Os gregos Riffobia podem, para muitos, ser desconhecidos, no entanto, isso parece estar a mudar com o novo álbum, homónimo, que eleva bem alto a chama do Thrash! Entrevista: Nuno C. Lopes

HellHeaven: Começo por vos dar os parabéns pelo novo álbum «Riffobia». Quais os pensamentos em relação ao resultado final e, também, que tipo de feedback estão a receber?
Riffobia: Olá a todos! Ao fim de sete anos sem actividade lançámos o terceiro álbum e acreditamos que este é o nosso melhor álbum até hoje e estamos muito felizes com ele. As reações estão a ser muito boas e as pessoas parecem estar entusiasmadas com o álbum, pelo menos é a ideia que temos dos comentários que recebemos nas redes sociais e também pelas vendas!
HellHeven: Sendo este o vosso terceiro álbum a questão é inevitável, existindo aquele mito em torno de um terceiro álbum, sentiram alguma pressão ou alguma quebra criativa enquanto o faziam?
Riffobia: Não, não sentimos nada disso! Trabalhámos no que tínhamos e da mesma forma de sempre e tentámos obter o melhor resultado possível.
HellHeaven: Ao mesmo tempo a banda está a celebrar os primeiros dez anos de carreira. Como olham para o crescimento e percurso dos Riffobia?
Riffobia: Na verdade a banda teve o seu inicio em 2000 e lançámos a primeira demo em 2005, ainda fizemos alguns concertos na nossa cidade mas acabámos por nos separar! Voltámos a reunir a banda em 2011, por isso, na verdade estamos já na terceira década! (risos) Ao longo de todos estes anos, mesmo com a primeira formação tem vindo a crescer e as coisas estão a ficar melhores a cada dia que passa.
HellHeaven: O nome da banda é muito fixe e, também, irónico. Digo isto porque se há uma fobia de Riffs como conseguem fazer um álbum cheio deles? (risos)
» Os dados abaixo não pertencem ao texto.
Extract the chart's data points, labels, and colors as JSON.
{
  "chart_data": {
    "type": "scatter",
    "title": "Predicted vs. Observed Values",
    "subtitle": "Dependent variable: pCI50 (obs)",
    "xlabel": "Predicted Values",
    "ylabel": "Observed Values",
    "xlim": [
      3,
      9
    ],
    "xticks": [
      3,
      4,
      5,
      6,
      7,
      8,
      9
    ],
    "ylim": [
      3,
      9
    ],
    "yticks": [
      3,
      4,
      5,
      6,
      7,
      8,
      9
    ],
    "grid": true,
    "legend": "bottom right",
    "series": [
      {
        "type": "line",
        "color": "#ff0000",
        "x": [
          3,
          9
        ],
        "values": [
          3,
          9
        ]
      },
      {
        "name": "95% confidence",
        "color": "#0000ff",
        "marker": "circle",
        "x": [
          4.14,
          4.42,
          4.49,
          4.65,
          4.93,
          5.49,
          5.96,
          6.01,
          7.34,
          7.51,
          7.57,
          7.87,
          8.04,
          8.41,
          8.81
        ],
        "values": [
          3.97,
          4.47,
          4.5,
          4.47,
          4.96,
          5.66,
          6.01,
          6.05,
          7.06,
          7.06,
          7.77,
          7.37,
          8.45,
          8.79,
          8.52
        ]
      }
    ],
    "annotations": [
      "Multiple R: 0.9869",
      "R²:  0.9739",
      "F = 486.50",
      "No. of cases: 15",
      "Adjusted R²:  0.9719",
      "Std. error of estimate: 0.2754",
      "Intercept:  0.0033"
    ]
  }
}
Riffobia: Foi um trocadilho em que pensámos quando tínhamos 19 anos, gostámos e decidimos manter! (risos) Escrevemos muitos riffs para os nossos temas, por isso queríamos que o nome da banda transmitisse isso e tive a palavra «riff». Feitas as contas, gostámos da mistura entre as duas palavras! (risos)
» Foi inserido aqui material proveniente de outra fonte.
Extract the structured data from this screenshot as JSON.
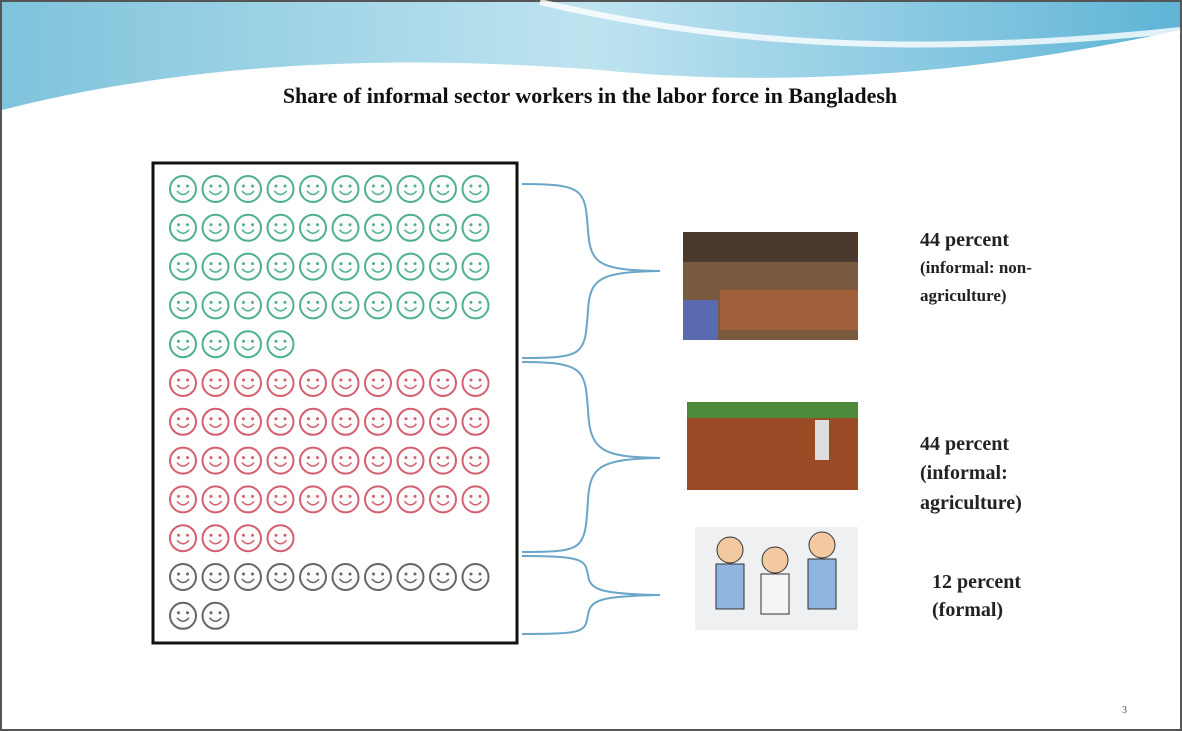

HellHeaven: Musicalmente falando, no álbum conseguimos ouvir algumas das vossas influências e vou arriscar em dizer que vocês são uma mistura entre a ferocidade dos Slayer e a tenacidade de Sodom. Estarei certo e como descreveriam a vossa música?
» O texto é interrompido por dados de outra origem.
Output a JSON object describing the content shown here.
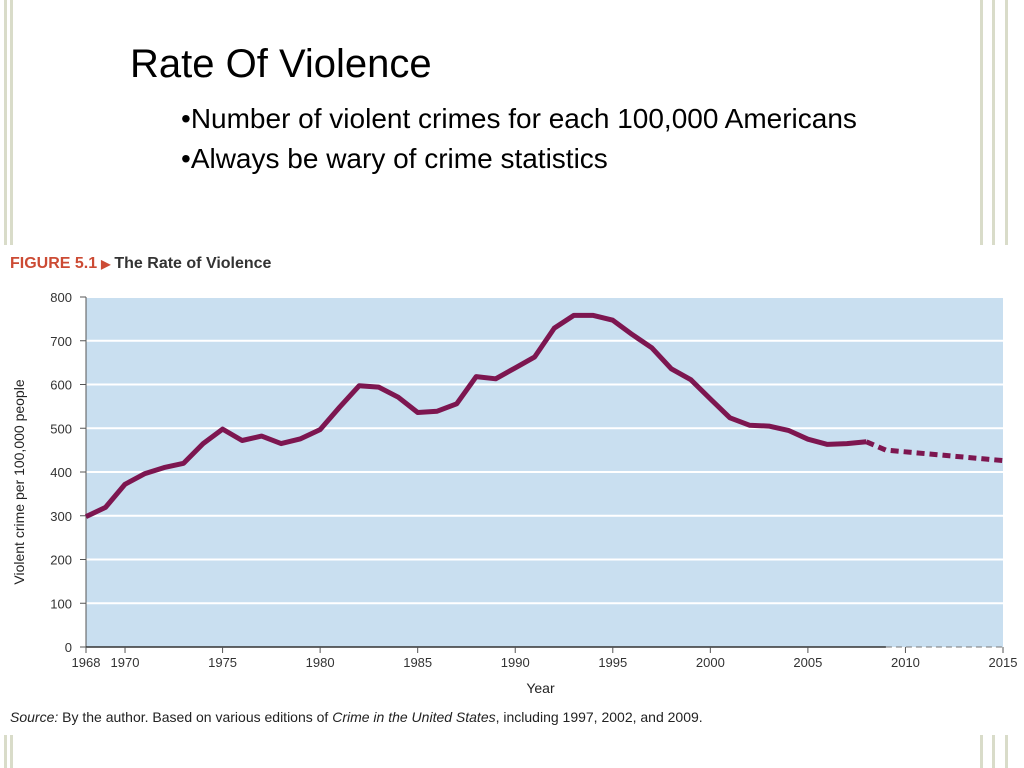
{
  "slide": {
    "title": "Rate Of Violence",
    "bullets": [
      "Number of violent crimes for each 100,000 Americans",
      "Always be wary of crime statistics"
    ]
  },
  "figure": {
    "number": "FIGURE 5.1",
    "title": "The Rate of Violence",
    "source_label": "Source:",
    "source_text_1": "By the author. Based on various editions of",
    "source_title": "Crime in the United States",
    "source_text_2": ", including 1997, 2002, and 2009."
  },
  "colors": {
    "plot_background": "#c9dff0",
    "line": "#7d1650",
    "accent": "#cc4b34"
  },
  "chart_data": {
    "type": "line",
    "title": "The Rate of Violence",
    "xlabel": "Year",
    "ylabel": "Violent crime per 100,000 people",
    "xlim": [
      1968,
      2015
    ],
    "ylim": [
      0,
      800
    ],
    "xticks": [
      1968,
      1970,
      1975,
      1980,
      1985,
      1990,
      1995,
      2000,
      2005,
      2010,
      2015
    ],
    "yticks": [
      0,
      100,
      200,
      300,
      400,
      500,
      600,
      700,
      800
    ],
    "grid": true,
    "series": [
      {
        "style": "solid",
        "x": [
          1968,
          1969,
          1970,
          1971,
          1972,
          1973,
          1974,
          1975,
          1976,
          1977,
          1978,
          1979,
          1980,
          1981,
          1982,
          1983,
          1984,
          1985,
          1986,
          1987,
          1988,
          1989,
          1990,
          1991,
          1992,
          1993,
          1994,
          1995,
          1996,
          1997,
          1998,
          1999,
          2000,
          2001,
          2002,
          2003,
          2004,
          2005,
          2006,
          2007,
          2008
        ],
        "y": [
          298,
          319,
          372,
          396,
          410,
          420,
          465,
          498,
          472,
          482,
          465,
          476,
          497,
          548,
          597,
          594,
          571,
          536,
          539,
          556,
          618,
          613,
          638,
          663,
          729,
          758,
          758,
          747,
          714,
          684,
          636,
          611,
          567,
          524,
          507,
          505,
          495,
          475,
          463,
          465,
          469
        ]
      },
      {
        "style": "dashed",
        "x": [
          2008,
          2009,
          2015
        ],
        "y": [
          469,
          450,
          426
        ]
      }
    ]
  }
}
Riffobia: Estás muito perto! (risos) Crescemos a ouvir Slayer, Exodus, Sodom, Kreator e todos os clássicos dos anos 80, aquelas bandas thrash dessa altura acabaram por nos influenciar!

HellHeaven: Também é curioso o facto de, em 2023 e de Thrash, existir uma grande conversa em redor dos álbuns de Metallica e Overkill mas, ao mesmo tempo, não há muito falatório sobre as novas bandas do género, onde podemos colocar os Riffobia. Como olham para a cena Thrash e onde colocariam a banda?
Riffobia: É correcto falar bastante sobre bandas históricas quando lançam coisas novas! Mas, por outro lado acaba por ser prejudicial porque retira muita promoção a novas bandas! Acho que o público acaba por ter alguma responsabilidade nisso porque preferem ouvir as bandas mainstream do que bandas novas!
HellHeaven: Voltando ao álbum, qual foi o pavio que vos levou a estes temas e qual o desafio que colocaram em vocês?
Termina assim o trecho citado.